Gimme Walter is Associate Professor in the School of Life Sciences where his research focus is on integrated pest management and the ecology of agricultural pests.

Gimme has successfully supervised to completion 20 PhD and 14 research masters' student's theses. Many of his students have moved into senior research or academic positions in Australia. Five former students are Directors of Research, one is a Deputy Director of Research and six are Lecturers or Senior Lecturers. Others have moved into senior research scientist positions. Currently, Gimme supervises 10 PhD students: eight as the Principal Advisor and two as Associate Advisor.

Gimme's strengths as a supervisor include his approachability and availability to his students.  He encourages and nurtures independence and creativity.  He believes that a good research topic should contain an element of risk.

Gimme has always had a high international research student load and around half of his students are from overseas.  He provides early attention to these students and has frequent meetings with them initially to ensure their needs are met.  He emphasises a relaxed relationship between student and supervisor, which  often contrasts with students' experience in their home country.

Discussion groups are vibrant and stimulating, and both Gimme and his students find them a real pleasure. Gimme also holds regular lab meetings with his students in an informal setting to which academics and students from other local institutions are invited. These meetings generate ongoing discourse about novel ideas and the current literature.

Gimme chooses associate supervisors for his students that complement his own education, experience, position and skill-set and so they often come from other schools or from industry.  Ultimately, he says, he provides linkages with experts across diverse technologies and sub-disciplines.

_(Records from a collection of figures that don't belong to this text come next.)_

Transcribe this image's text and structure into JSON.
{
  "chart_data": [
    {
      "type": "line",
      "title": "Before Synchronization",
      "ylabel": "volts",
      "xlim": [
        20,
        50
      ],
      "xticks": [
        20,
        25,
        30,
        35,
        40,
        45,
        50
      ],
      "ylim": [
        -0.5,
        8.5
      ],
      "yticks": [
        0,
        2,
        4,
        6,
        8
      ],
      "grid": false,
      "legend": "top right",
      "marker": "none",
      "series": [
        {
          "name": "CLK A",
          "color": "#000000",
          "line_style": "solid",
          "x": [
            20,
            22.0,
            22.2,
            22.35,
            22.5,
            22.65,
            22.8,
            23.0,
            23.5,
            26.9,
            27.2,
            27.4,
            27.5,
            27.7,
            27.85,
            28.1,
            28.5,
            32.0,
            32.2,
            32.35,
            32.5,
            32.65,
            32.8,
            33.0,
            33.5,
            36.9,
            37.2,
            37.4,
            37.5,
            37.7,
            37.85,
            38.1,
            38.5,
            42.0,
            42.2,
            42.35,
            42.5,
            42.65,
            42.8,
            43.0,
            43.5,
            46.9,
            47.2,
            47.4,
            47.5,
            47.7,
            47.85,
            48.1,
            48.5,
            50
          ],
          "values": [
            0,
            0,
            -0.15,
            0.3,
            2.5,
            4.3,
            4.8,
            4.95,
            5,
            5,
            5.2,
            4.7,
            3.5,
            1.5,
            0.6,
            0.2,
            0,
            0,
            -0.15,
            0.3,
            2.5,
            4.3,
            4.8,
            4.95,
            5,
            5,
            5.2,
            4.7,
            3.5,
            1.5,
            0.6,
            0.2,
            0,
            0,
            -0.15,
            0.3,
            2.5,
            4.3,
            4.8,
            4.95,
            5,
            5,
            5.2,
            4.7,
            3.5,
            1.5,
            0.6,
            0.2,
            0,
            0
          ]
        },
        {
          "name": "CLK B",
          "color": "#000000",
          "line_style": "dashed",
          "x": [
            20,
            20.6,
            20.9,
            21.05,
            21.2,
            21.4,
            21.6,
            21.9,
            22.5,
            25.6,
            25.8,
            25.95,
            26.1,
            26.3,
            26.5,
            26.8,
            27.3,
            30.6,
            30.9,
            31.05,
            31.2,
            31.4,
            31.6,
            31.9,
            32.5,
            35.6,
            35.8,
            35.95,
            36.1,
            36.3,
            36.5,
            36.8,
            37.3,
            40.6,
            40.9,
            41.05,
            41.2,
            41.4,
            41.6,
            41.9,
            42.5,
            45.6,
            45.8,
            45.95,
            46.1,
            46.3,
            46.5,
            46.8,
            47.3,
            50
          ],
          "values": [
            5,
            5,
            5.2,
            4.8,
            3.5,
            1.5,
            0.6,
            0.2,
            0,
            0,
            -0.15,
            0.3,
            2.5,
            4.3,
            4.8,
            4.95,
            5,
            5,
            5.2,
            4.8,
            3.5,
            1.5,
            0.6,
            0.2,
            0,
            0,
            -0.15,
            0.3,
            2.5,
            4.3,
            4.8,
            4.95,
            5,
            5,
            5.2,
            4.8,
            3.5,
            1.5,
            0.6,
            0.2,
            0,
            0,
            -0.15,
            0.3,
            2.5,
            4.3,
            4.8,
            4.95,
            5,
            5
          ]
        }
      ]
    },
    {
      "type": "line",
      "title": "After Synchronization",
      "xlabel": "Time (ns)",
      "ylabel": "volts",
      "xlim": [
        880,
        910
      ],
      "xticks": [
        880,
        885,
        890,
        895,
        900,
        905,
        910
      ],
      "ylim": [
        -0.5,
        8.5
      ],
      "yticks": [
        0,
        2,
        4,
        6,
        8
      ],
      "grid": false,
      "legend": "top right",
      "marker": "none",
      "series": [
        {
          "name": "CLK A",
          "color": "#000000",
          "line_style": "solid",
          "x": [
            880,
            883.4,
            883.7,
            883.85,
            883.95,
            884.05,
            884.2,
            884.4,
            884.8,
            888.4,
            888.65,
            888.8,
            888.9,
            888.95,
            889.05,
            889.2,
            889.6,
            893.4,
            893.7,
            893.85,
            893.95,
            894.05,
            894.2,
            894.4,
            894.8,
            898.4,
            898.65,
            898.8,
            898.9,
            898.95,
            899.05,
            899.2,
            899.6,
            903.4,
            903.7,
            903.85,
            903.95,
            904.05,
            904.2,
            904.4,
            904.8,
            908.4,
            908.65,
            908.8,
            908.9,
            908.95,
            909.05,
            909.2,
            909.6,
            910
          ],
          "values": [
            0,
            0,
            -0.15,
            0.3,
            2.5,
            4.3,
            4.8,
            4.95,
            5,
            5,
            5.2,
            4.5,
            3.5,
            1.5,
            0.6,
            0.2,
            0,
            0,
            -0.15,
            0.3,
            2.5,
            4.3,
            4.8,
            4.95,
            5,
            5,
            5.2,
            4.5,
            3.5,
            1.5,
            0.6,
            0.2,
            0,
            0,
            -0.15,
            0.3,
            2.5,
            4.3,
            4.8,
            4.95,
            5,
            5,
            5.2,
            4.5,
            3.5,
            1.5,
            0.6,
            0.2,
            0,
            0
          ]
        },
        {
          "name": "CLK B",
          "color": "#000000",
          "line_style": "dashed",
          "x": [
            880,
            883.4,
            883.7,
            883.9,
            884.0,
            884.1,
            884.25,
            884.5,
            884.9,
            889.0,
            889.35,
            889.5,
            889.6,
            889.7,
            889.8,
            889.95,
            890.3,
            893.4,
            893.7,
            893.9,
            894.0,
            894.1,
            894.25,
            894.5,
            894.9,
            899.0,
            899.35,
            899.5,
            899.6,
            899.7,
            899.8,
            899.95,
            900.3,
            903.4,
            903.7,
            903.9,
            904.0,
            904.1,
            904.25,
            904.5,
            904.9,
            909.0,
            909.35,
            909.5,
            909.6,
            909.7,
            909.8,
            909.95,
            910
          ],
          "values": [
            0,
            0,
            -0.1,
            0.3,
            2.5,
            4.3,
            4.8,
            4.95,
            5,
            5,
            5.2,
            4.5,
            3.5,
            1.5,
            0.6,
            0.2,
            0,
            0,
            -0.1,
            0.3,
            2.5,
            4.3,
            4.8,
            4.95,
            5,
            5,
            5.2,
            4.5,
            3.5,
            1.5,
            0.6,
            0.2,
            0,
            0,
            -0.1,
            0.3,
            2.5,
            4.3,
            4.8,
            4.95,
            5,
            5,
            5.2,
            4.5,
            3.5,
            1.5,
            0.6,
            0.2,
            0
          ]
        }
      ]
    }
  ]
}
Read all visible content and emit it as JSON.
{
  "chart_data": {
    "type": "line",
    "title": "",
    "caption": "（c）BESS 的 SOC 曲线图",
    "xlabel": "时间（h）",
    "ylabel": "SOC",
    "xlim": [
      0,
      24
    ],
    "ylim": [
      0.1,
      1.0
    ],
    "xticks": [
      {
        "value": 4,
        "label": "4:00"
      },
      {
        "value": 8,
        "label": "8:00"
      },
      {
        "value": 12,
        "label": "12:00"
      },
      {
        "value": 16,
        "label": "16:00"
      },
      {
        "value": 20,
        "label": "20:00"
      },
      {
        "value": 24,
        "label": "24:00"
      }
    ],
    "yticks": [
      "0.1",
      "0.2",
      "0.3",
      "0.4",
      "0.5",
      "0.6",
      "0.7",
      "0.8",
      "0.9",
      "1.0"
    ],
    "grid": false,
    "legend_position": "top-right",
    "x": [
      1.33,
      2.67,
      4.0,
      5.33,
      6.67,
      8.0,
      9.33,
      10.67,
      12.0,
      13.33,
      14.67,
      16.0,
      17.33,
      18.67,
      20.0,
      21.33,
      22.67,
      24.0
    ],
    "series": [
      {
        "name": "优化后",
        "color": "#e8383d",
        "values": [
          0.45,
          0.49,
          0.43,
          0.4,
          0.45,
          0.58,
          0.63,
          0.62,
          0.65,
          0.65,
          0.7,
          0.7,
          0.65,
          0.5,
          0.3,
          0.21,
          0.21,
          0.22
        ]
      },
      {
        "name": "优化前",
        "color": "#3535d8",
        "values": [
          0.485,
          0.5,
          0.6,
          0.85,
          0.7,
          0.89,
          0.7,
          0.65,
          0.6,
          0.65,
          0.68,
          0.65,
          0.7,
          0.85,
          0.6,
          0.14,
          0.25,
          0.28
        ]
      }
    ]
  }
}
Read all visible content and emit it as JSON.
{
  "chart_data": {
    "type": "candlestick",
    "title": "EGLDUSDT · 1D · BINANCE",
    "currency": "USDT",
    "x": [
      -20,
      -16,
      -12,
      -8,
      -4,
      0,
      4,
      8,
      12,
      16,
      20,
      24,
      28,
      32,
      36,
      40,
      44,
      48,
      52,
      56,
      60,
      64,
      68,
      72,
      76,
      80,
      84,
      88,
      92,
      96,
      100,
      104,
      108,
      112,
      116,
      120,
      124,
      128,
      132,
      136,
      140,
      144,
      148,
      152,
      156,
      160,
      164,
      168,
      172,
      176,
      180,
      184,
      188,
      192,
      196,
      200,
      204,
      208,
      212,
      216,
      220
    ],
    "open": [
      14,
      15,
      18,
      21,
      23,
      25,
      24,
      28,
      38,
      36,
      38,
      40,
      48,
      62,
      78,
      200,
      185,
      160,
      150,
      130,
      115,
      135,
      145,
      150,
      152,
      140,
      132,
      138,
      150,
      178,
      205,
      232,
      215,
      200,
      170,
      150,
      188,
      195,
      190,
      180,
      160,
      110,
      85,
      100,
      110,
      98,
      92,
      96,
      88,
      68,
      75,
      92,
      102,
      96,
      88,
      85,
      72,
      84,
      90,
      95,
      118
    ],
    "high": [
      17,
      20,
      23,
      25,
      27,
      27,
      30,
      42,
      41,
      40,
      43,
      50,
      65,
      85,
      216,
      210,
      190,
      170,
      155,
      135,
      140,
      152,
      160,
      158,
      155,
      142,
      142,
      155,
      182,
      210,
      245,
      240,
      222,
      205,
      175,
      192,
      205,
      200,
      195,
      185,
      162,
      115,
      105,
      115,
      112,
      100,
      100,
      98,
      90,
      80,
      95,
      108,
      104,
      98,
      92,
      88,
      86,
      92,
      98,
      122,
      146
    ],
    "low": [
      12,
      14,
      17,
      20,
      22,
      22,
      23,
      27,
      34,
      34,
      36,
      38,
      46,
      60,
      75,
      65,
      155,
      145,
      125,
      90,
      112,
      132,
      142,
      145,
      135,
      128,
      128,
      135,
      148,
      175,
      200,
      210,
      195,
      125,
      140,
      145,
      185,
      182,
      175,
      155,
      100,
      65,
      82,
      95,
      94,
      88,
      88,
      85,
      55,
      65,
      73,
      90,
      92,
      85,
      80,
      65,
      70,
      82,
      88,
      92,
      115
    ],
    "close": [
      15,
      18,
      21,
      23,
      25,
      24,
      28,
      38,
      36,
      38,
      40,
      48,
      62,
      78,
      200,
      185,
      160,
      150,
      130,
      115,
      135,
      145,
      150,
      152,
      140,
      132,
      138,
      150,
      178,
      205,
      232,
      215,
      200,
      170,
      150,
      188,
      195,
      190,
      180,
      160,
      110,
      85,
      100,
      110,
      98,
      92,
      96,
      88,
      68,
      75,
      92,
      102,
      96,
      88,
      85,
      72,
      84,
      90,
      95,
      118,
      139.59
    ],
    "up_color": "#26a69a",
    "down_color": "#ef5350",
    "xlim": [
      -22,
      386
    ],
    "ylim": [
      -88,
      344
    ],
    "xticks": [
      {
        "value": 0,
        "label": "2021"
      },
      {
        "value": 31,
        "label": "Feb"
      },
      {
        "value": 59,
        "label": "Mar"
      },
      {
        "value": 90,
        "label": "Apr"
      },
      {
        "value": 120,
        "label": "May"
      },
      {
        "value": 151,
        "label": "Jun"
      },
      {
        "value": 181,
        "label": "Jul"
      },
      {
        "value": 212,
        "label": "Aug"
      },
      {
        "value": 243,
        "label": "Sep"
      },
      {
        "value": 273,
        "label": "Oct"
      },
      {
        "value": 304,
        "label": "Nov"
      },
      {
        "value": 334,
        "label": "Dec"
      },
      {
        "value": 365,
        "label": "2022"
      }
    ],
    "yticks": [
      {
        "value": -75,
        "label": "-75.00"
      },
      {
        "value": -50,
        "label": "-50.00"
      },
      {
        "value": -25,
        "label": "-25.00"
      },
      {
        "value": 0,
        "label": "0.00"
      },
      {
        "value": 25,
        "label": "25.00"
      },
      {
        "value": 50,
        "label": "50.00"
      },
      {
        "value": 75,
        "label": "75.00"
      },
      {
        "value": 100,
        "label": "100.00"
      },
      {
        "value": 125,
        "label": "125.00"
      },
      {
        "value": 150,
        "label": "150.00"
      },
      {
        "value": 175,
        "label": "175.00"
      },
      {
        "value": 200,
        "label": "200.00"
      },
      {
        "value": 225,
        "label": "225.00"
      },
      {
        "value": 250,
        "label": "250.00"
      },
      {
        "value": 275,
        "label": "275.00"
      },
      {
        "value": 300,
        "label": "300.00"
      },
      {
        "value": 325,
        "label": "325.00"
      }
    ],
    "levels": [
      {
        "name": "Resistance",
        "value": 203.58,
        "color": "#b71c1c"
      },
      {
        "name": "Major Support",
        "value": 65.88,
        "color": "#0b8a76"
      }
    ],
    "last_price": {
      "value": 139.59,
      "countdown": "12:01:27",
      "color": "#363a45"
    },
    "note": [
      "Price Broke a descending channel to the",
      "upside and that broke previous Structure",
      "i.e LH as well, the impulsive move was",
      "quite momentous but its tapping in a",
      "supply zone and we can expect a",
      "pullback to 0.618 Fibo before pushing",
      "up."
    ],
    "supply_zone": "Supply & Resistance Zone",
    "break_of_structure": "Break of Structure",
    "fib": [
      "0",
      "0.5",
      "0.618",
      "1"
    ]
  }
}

Gimme arouses curiosity and stimulates independent research.  His students appreciate that they must formulate their research approach and specific questions, although under guidance. To develop independence, he encourages them to focus on their research area and to untangle the theoretical strands that relate to that area. The student is then in a position to assess the validity of the assumptions, and develop strong tests. Gimme insists that students publish their work in significant disciplinary journals and that they attend conferences to present their work.

Gimme's skills as a supervisor have been attested to by examiners' remarks regarding the quality of the theses submitted.  Some of the examiners' comments - ?interesting and innovative,' ?original and courageous' - read like appraisals for best-selling books.